Vize-Kandidaten: Harris und Pence im Porträt

Kamala Harris und Mike Pence kandidieren um das Amt des US-Vizepräsidenten. Am Mittwochabend treffen die Kontrahenten bei einer TV-Debatte aufeinander.

Pence als Hardliner bekannt

Bekannter ist Pence. „Ein Christ, ein Konservativer, ein Republikaner, in dieser Reihenfolge“ – so beschreibt sich der 1959 in Columbus, Indiana geborene Pence selbst. Pence wuchs in einer Mittelschichtfamilie in Indiana auf. Der frühere Rechtsanwalt und Radiomoderator gehörte zwölf Jahre lang dem US-Repräsentantenhaus an, bevor er 2012 zum Gouverneur seines Heimatstaates gewählt wurde. Als Gouverneur des Mittelweststaates Indiana setzte er eines der rigidesten Antiabtreibungsgesetze des Landes in Kraft.

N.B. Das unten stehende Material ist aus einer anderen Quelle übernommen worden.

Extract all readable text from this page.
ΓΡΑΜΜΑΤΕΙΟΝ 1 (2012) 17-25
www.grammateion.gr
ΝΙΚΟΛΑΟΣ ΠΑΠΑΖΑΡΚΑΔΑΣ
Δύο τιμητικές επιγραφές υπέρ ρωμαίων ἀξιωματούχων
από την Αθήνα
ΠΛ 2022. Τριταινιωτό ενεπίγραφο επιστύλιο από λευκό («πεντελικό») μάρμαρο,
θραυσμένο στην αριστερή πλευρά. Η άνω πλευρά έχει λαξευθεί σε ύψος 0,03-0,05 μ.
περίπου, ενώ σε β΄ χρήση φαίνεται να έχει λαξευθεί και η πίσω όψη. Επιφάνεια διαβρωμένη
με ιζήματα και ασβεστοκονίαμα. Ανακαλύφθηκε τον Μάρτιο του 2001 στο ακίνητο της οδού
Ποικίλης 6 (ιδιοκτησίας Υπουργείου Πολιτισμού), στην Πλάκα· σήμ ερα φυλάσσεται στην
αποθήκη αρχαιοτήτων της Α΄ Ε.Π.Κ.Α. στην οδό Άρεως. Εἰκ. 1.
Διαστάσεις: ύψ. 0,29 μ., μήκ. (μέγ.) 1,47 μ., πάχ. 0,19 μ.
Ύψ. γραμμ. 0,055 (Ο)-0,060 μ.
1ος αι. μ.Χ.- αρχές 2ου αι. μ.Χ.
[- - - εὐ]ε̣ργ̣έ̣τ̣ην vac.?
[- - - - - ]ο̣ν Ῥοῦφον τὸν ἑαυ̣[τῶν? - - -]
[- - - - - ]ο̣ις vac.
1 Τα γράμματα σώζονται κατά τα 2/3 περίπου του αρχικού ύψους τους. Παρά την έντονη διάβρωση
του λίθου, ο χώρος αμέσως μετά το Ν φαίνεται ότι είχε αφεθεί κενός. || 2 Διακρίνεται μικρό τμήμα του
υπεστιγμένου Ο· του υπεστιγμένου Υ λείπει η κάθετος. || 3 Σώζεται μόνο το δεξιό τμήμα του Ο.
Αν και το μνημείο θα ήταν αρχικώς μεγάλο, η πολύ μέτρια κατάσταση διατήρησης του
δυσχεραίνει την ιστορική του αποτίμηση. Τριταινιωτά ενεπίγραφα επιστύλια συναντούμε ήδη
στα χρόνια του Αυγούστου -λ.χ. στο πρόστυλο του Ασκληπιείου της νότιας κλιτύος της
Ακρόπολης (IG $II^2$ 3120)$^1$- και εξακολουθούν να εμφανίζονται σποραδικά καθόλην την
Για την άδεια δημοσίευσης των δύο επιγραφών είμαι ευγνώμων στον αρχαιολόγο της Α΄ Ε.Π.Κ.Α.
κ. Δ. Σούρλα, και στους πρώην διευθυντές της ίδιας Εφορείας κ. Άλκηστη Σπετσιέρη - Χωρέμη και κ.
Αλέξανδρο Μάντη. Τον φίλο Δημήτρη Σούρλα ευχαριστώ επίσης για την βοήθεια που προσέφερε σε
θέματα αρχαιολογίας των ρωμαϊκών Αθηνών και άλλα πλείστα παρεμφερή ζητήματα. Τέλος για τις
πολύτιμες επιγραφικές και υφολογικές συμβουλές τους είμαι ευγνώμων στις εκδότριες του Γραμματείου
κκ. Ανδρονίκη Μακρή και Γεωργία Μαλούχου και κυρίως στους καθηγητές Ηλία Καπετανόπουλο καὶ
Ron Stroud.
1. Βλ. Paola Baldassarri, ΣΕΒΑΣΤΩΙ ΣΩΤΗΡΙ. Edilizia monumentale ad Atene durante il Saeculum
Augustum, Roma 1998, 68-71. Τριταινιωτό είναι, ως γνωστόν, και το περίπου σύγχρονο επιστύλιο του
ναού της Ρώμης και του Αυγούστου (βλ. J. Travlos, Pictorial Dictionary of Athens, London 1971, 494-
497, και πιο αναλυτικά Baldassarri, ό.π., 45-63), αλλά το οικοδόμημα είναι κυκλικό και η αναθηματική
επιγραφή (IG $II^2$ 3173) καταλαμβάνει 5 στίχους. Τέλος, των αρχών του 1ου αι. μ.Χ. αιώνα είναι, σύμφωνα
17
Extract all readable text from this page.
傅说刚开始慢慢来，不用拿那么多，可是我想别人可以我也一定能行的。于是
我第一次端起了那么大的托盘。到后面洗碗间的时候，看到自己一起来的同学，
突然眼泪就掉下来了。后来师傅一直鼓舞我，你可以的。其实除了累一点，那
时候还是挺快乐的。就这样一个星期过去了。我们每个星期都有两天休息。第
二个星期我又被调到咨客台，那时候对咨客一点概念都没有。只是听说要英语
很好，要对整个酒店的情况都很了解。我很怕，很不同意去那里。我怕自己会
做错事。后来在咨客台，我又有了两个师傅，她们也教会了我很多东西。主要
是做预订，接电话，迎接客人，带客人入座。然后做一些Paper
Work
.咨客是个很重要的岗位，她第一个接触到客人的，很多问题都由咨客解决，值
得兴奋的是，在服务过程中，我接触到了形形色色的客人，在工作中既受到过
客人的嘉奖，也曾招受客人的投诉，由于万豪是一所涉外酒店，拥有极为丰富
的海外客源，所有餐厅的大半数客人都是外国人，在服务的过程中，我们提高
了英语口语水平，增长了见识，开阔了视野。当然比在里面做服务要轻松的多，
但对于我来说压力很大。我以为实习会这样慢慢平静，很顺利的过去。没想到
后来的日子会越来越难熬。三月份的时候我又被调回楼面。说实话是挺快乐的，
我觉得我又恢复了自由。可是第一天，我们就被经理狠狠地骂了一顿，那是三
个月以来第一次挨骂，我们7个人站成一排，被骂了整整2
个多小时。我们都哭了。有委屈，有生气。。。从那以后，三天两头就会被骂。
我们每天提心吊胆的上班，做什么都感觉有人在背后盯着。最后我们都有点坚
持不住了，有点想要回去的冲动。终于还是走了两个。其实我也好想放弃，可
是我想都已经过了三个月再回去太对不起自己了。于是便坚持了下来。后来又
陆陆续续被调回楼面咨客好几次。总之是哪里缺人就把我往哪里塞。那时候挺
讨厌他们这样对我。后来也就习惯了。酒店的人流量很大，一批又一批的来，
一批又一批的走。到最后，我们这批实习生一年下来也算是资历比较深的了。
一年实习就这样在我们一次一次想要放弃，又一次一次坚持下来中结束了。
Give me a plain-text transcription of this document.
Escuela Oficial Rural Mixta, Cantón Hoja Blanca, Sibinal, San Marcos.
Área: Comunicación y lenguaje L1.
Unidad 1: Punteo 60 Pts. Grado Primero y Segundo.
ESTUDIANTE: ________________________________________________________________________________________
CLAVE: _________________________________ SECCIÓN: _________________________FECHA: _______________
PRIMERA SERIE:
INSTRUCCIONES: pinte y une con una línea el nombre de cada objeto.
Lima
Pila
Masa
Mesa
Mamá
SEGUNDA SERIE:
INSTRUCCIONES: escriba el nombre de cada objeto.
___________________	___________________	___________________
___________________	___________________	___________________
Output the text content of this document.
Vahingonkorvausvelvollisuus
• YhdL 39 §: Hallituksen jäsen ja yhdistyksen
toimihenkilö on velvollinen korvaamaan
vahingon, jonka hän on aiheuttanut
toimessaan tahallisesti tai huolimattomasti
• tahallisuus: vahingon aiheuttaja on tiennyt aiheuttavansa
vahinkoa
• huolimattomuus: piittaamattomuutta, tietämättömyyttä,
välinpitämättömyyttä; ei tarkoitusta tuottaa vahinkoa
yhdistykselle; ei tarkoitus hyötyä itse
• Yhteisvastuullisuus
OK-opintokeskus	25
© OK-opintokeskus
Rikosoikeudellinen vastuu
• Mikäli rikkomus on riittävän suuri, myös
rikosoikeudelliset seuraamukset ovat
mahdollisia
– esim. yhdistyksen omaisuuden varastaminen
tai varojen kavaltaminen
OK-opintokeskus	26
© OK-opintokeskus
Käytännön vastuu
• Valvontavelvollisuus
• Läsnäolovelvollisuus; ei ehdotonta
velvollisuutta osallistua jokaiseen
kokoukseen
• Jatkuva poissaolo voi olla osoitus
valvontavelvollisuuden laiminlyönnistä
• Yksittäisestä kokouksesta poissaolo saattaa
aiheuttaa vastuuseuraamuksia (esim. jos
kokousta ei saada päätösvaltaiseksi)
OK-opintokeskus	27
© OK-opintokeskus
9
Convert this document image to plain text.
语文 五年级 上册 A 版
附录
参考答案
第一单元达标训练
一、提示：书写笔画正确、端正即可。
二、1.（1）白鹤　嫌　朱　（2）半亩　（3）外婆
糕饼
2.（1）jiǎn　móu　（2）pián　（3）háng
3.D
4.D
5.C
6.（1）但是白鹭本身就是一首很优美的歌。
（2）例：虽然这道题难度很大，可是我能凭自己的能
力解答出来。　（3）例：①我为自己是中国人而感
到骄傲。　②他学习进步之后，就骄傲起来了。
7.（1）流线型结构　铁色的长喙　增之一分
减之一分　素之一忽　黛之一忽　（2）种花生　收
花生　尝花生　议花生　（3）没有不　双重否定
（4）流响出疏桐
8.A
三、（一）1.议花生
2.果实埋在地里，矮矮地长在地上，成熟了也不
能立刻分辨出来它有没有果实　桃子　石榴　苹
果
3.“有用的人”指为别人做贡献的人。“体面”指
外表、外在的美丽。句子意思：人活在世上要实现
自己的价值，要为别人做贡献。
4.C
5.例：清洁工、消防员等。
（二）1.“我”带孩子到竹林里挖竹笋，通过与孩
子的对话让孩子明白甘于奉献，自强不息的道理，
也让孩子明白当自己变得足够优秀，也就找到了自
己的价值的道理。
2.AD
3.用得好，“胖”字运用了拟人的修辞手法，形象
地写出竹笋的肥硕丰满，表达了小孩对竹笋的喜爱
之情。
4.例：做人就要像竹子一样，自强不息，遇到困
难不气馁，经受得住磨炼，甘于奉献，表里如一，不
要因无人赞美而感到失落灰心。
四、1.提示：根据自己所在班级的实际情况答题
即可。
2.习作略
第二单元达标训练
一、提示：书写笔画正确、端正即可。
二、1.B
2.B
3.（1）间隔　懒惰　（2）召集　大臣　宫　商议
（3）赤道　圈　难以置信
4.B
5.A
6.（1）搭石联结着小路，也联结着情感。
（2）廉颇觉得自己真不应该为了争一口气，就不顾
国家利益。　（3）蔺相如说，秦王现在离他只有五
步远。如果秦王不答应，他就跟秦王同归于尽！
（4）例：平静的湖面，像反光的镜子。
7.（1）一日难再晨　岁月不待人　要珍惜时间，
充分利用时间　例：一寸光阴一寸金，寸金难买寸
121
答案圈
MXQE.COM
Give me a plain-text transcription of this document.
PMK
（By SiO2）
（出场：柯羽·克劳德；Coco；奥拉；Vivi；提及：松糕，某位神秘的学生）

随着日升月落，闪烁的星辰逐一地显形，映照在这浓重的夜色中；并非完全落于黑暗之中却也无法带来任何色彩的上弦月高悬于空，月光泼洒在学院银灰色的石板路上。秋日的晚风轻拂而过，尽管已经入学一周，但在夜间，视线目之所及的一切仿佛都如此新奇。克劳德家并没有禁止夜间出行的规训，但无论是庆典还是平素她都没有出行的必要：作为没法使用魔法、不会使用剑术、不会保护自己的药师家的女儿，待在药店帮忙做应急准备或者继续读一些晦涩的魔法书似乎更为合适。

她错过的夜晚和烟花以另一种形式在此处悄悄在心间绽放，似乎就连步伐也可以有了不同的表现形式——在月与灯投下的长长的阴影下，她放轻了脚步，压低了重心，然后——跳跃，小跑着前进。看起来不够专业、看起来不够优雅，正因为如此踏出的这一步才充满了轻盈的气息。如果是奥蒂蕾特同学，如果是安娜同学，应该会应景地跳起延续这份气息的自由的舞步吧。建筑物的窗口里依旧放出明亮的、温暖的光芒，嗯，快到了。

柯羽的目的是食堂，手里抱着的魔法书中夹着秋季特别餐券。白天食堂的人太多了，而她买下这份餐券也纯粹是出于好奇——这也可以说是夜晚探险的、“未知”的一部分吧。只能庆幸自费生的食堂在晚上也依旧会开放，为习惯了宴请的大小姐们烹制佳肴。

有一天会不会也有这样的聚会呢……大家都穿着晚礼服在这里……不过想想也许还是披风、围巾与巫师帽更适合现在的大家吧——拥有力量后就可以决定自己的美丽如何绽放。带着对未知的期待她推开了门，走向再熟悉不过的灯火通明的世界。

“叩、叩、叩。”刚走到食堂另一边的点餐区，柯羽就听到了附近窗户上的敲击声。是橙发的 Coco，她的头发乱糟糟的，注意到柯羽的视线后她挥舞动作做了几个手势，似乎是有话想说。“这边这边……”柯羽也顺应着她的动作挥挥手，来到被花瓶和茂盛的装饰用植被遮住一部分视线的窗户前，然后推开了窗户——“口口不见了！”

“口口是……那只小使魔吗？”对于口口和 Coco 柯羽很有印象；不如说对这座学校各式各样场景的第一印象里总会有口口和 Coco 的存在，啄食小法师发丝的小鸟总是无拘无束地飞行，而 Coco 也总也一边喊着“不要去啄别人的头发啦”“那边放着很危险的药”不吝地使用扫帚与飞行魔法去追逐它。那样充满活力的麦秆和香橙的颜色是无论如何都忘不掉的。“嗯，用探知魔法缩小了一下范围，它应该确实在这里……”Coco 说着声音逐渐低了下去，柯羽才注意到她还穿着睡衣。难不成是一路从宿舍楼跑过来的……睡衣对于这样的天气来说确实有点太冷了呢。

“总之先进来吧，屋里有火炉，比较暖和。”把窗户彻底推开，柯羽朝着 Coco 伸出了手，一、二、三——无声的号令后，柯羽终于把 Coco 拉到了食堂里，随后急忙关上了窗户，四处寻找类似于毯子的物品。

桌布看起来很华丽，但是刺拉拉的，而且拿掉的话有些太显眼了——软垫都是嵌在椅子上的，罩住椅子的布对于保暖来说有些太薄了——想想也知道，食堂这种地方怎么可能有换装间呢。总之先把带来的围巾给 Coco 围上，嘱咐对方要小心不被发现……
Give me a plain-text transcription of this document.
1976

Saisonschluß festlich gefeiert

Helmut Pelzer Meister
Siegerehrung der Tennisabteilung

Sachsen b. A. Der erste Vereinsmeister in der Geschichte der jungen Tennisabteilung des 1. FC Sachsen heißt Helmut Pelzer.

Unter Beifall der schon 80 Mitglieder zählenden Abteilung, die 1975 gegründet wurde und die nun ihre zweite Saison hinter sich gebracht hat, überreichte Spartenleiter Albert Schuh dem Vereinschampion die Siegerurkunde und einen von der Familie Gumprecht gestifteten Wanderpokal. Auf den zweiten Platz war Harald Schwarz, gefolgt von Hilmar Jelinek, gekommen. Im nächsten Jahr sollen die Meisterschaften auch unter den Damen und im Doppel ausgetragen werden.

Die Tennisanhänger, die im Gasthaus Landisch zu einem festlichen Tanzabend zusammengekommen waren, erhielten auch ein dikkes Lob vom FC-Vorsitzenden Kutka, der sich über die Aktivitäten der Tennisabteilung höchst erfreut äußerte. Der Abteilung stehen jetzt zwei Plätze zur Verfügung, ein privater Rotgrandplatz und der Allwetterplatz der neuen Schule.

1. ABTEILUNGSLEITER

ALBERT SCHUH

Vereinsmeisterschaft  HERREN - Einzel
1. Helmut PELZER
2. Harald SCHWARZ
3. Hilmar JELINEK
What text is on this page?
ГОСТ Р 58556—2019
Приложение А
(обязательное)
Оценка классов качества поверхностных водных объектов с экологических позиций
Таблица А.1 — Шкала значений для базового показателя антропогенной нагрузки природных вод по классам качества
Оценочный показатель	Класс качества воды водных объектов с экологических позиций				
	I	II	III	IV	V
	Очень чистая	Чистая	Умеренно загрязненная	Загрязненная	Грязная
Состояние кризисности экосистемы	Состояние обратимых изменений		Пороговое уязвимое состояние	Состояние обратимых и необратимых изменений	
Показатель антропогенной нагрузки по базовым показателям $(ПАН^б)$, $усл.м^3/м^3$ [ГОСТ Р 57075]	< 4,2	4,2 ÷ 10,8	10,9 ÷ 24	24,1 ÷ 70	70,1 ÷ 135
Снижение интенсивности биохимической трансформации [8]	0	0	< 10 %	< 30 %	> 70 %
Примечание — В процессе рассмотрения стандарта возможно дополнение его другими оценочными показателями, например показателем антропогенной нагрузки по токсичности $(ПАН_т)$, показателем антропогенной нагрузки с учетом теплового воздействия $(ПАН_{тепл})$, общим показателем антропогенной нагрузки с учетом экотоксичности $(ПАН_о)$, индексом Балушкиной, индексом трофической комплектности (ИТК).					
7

Der erbitterte Abtreibungsgegner gilt auch als Brücke zur wichtigen Gruppe evangelikaler Christen. Pence agierte oft als Hardliner, neben Abtreibung vor allem, wenn es um Homosexualität geht. Er unterzeichnete auch ein äußerst umstrittenes Gesetz zur „Religionsfreiheit“, das es – so stellten es jedenfalls die Kritiker dar – Geschäften erlaubt, Homosexuelle nicht zu bedienen. Angesichts der Welle der Empörung revidierte er das Gesetz später. Auch stellte er wissenschaftliche Erkenntnisse zur Erderwärmung infrage.